En 2012 déjà, des associations de professionnels de la santé, des syndicats et des organisations de coopération internationale ont exigé, dans un manifeste, que la Suisse applique systématiquement le Code de pratique mondial de l’OMS pour le recrutement international des personnels de santé, qui exige le respect de principes éthiques. En effet, les soins ne pourront être assurés durablement dans le monde et en Suisse que si tous les pays garantissent des emplois de qualité pour le personnel, avec une rémunération suffisante, et forment suffisamment de personnes en fonction des besoins.
Après douze ans et une pandémie, il apparaît que la Suisse n’assume pas ses responsabilités et recrute plus que jamais à l’étranger. Parallèlement, le nombre de pays touchés par une pénurie extrême de personnel de santé est passé de 48 à 55 (OMS 2023).
L’équité, la responsabilité et le droit aux soins dans le monde sont en jeu
Ce sont les populations du Sud global qui souffrent le plus du recrutement non réglementé des personnels de santé à travers le monde. Donc cela affecte précisément les populations touchées par une charge de morbidité bien plus élevée. C’est inéquitable et non solidaire.
Les services de santé dans le Sud global s’en trouvent encore plus affaiblis. Le personnel formé à grands frais quitte les centres de santé communautaires et les hôpitaux de district. C’est irresponsable.
L’affaiblissement des services de santé dans le monde met en danger la santé des enfants, des adolescents, des adultes et des personnes âgées. Cela va à l’encontre du droit humain à la santé.
Les pratiques de recrutement irresponsables, y compris de la part de la Suisse, font que les épidémies ne peuvent être ni prévenues, ni circonscrites, ni combattues. Cela met en danger la santé dans le monde entier – y compris celle des habitants de la Suisse.
La santé est le facteur clé du développement humain – les pratiques de recrutement non réglementées mettent par conséquent en danger la paix, la sécurité et la réalisation de l’Agenda 2030 des Nations unies. Ce n’est pas durable.
Revendications
Le droit à la santé est un droit pour tous dans le monde entier et le personnel de santé n’est pas une marchandise. C’est pourquoi nous revendiquons:
- Le respect systématique du Code de pratique de l’OMS par tous les acteurs du système de santé suisse: Confédération, cantons, hôpitaux, maisons de retraite …

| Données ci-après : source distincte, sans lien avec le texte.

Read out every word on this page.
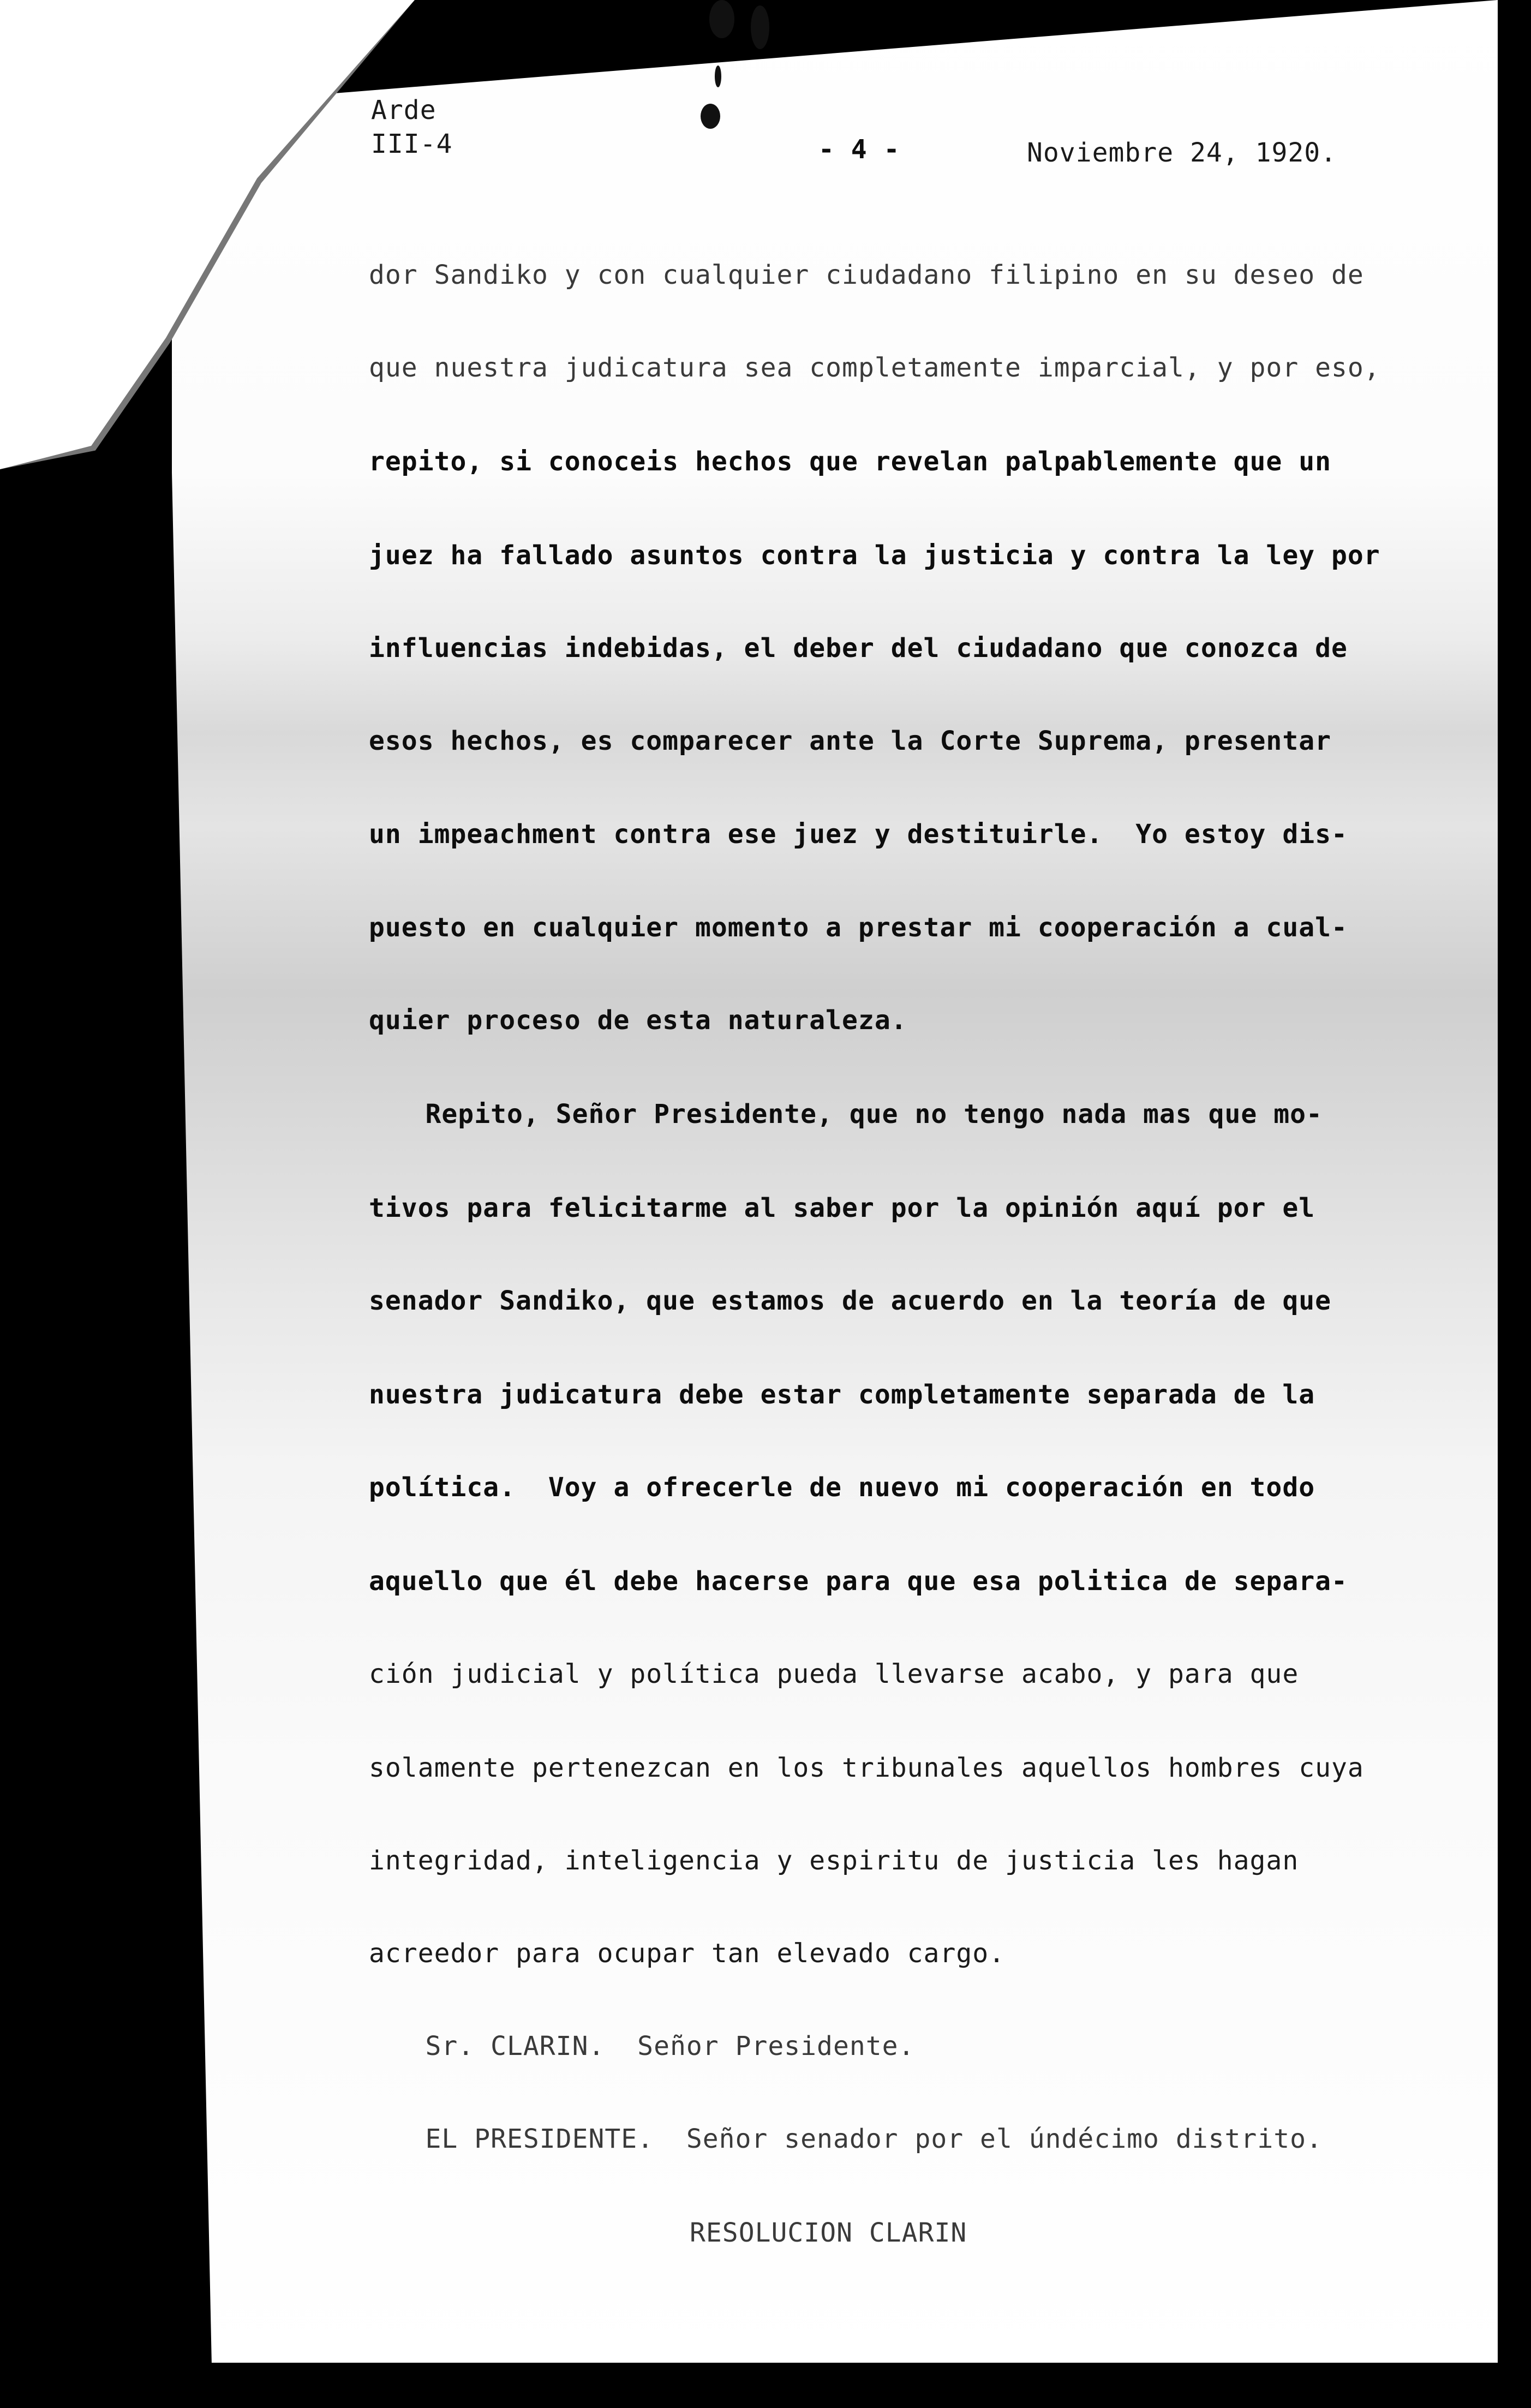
Arde
III-4	- 4 -	Noviembre 24, 1920.
dor Sandiko y con cualquier ciudadano filipino en su deseo de
que nuestra judicatura sea completamente imparcial, y por eso,
repito, si conoceis hechos que revelan palpablemente que un
juez ha fallado asuntos contra la justicia y contra la ley por
influencias indebidas, el deber del ciudadano que conozca de
esos hechos, es comparecer ante la Corte Suprema, presentar
un impeachment contra ese juez y destituirle.  Yo estoy dis-
puesto en cualquier momento a prestar mi cooperación a cual-
quier proceso de esta naturaleza.
Repito, Señor Presidente, que no tengo nada mas que mo-
tivos para felicitarme al saber por la opinión aquí por el
senador Sandiko, que estamos de acuerdo en la teoría de que
nuestra judicatura debe estar completamente separada de la
política.  Voy a ofrecerle de nuevo mi cooperación en todo
aquello que él debe hacerse para que esa politica de separa-
ción judicial y política pueda llevarse acabo, y para que
solamente pertenezcan en los tribunales aquellos hombres cuya
integridad, inteligencia y espiritu de justicia les hagan
acreedor para ocupar tan elevado cargo.
Sr. CLARIN.  Señor Presidente.
EL PRESIDENTE.  Señor senador por el úndécimo distrito.
RESOLUCION CLARIN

- Les cantons et les employeurs doivent investir dans un environnement de travail de qualité dans le secteur des soins, afin d’éviter que le personnel qualifié ne soit encore plus nombreux à quitter les hôpitaux, les homes et autres institutions de santé. Les propositions à ce sujet sont sur la table depuis longtemps (ASI 2022).
- La répartition des ressources au sein du système de santé doit être davantage axée sur le personnel de santé – c’est-à-dire sur les personnes qui assurent quotidiennement les soins à la population.
- Formation: la qualité de la formation est importante et les cantons ont la responsabilité de veiller à ce que les moyens nécessaires lui soient alloués.
- La coopération internationale de la Suisse doit être renforcée. Des coupes financières touchent différents domaines de la société qui sont importants pour la santé. La Suisse doit s’engager davantage dans le renforcement du système de santé et la formation du personnel de santé.
- La Suisse doit s’engager au niveau international en tant que pionnière dans la mise en œuvre du Code de l’OMS et agir au sein de l’OMS pour que ce Code devienne plus contraignant.
L’Appel urgent, lancé par l’Association suisse des infirmières et infirmiers (ASI) et Medicus Mundi Suisse en mai 2024, signé par une large coalition d’associations professionnelles, de syndicats et d’organisations suisses de la coopération internationale.